A mi padre, días antes de su partida
La muerte, para muchos, es un visitante inesperado, un ladrón que irrumpe sin previo aviso, arrancando de raíz lo que parecía eterno, para mí no es eso, no la veo como una sombra que acecha ni como una tragedia que se cierne sobre el vivir, para mí la muerte es una certeza serena, una presencia constante que danza a la par del latido, inevitable como el amanecer, tan natural como el ocaso.
Sin embargo, hay momentos en los que su proximidad se siente diferente, más pesada, como si su aliento tibio rozara los días, mi padre, ese hombre que fue y sigue siendo mi norte, el cimiento sobre el que mi familia construyó su mundo, se encuentra en esa frágil línea entre este mundo y el otro, si es que existe realmente como nuestras creencias nos enseñaron. Saber que su partida es inevitable no es una epifanía ni un golpe repentino, es más bien una marea que se eleva lentamente, una ola que he aprendido a observar con el corazón dividido entre el pesar y la gratitud.
Lo observo en silencio, sin pretender llenar los vacíos con palabras que ahora sobran. Su presencia, aunque callada, sigue siendo inmensa, su rostro, sereno a pesar de la fragilidad, nos habla sin sonidos: es la memoria la que me susurra, la que nos recuerda los días en que su seriedad y firmeza era el centro de todo, los momentos en que su fuerza parecía inquebrantable, las noches en las que su consejo era un faro para mi alma.
Y mientras lo acompaño en este tramo final, no puedo evitar pensar en lo inevitable: en el día en que yo también cruce esa línea, porque llegará, como llega para todos, pero no temo ese momento, sé que cuando me toque, me iré con la misma serenidad que quiero para él, me iré lleno de los recuerdos de una vida vivida con plenitud, con la certeza de haber amado y sido amado.
Cuando cruce esa línea, no habrá tristeza en mis ojos, llevaré conmigo los rostros de quienes amé, las lecciones de quienes me guiaron, las manos que me sostuvieron y las que sostuve, seré como una hoja que cae del árbol no con pesar, sino con la certeza de que pronto será parte del suelo que alimenta nuevas raíces.
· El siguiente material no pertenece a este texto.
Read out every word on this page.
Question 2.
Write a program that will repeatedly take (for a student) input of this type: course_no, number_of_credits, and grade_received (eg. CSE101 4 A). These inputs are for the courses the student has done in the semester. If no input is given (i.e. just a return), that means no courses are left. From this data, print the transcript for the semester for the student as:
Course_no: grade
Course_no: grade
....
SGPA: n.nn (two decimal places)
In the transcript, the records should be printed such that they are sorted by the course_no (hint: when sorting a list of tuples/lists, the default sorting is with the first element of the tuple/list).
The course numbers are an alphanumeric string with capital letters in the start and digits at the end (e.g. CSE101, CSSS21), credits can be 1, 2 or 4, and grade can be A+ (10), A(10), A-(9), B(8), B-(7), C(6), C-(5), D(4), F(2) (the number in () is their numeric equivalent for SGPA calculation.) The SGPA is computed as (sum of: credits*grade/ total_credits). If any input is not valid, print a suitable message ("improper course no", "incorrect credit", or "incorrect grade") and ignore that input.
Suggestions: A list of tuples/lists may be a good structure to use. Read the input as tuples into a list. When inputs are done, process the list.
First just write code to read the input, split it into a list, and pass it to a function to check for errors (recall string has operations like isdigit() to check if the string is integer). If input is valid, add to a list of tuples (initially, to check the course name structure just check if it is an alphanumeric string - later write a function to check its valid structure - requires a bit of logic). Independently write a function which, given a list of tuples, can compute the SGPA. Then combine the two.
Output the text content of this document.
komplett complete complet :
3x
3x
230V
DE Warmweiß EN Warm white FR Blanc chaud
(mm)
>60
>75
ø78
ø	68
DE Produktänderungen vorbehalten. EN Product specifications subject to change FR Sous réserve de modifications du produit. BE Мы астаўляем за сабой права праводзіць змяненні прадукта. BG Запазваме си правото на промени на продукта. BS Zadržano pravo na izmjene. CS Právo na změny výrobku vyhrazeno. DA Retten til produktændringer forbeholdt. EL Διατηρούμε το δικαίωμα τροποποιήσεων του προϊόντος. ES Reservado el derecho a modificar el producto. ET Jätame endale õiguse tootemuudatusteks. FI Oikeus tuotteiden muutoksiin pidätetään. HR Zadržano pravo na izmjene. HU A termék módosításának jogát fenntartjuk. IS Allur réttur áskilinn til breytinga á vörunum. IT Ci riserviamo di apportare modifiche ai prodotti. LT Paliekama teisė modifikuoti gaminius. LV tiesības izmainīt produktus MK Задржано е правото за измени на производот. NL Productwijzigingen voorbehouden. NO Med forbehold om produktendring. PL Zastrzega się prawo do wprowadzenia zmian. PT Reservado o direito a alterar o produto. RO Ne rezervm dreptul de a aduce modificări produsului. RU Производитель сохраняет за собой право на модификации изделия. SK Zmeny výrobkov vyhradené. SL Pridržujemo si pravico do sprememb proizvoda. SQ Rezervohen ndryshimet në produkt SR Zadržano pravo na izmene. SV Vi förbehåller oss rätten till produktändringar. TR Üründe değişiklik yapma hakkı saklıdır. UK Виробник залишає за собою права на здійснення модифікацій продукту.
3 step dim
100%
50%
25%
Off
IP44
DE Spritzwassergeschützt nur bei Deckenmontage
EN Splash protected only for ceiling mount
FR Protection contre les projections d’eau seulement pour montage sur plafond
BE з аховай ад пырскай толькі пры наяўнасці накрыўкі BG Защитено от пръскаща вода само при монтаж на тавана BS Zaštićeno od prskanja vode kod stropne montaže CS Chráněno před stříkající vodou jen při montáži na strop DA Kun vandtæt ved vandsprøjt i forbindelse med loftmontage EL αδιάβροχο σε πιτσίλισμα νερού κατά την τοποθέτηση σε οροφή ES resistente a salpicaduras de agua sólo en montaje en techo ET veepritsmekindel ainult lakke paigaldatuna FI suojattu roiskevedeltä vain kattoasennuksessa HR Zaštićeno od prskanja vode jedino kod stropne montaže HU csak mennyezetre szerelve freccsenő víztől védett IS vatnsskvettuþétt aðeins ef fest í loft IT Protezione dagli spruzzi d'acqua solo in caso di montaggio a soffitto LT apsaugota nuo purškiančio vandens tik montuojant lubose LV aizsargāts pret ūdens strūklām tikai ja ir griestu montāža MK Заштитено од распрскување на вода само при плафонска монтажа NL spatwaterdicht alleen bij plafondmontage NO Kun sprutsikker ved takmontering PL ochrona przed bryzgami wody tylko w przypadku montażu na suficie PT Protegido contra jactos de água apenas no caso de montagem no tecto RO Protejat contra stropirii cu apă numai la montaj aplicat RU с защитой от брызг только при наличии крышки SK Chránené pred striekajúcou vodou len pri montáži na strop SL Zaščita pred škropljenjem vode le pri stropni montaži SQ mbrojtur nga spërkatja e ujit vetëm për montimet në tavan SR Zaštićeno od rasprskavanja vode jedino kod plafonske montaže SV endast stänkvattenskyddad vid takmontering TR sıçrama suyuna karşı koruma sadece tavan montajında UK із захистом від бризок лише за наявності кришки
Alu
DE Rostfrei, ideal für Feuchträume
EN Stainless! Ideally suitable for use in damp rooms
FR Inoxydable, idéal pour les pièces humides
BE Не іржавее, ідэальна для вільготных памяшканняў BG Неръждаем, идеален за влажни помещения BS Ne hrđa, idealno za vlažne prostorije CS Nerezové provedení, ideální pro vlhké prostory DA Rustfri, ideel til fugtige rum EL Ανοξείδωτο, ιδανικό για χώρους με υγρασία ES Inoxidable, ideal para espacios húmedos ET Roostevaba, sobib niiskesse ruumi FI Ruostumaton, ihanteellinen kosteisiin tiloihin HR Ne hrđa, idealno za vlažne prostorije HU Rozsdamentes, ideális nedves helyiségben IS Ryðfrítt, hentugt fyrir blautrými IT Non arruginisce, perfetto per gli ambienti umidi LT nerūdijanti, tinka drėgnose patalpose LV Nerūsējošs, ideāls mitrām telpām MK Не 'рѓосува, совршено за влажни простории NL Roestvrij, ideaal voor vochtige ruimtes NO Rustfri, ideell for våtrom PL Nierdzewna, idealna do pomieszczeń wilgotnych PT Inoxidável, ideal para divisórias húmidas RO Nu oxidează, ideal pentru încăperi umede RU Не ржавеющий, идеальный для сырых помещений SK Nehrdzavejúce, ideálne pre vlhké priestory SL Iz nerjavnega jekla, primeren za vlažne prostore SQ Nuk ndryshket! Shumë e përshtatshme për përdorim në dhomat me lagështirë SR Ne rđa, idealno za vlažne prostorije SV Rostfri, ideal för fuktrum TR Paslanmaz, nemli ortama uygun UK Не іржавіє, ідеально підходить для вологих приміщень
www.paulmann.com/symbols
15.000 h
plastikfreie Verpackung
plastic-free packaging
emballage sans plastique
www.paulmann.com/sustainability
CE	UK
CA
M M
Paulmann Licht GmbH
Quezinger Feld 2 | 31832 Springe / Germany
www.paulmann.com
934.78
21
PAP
Aceptar la muerte no es rendirse, es abrazar la totalidad del viaje, porque la vida no es eterna, pero el amor que dejamos en los demás lo es, y al cruzar ese umbral, no sentiré que algo termina, sino que todo regresa al lugar del que siempre fue parte, y en ese retorno, abrazaré el infinito, encontraré a mi padre, no como un recuerdo, sino como un eco que jamás se apagó y estaré en paz.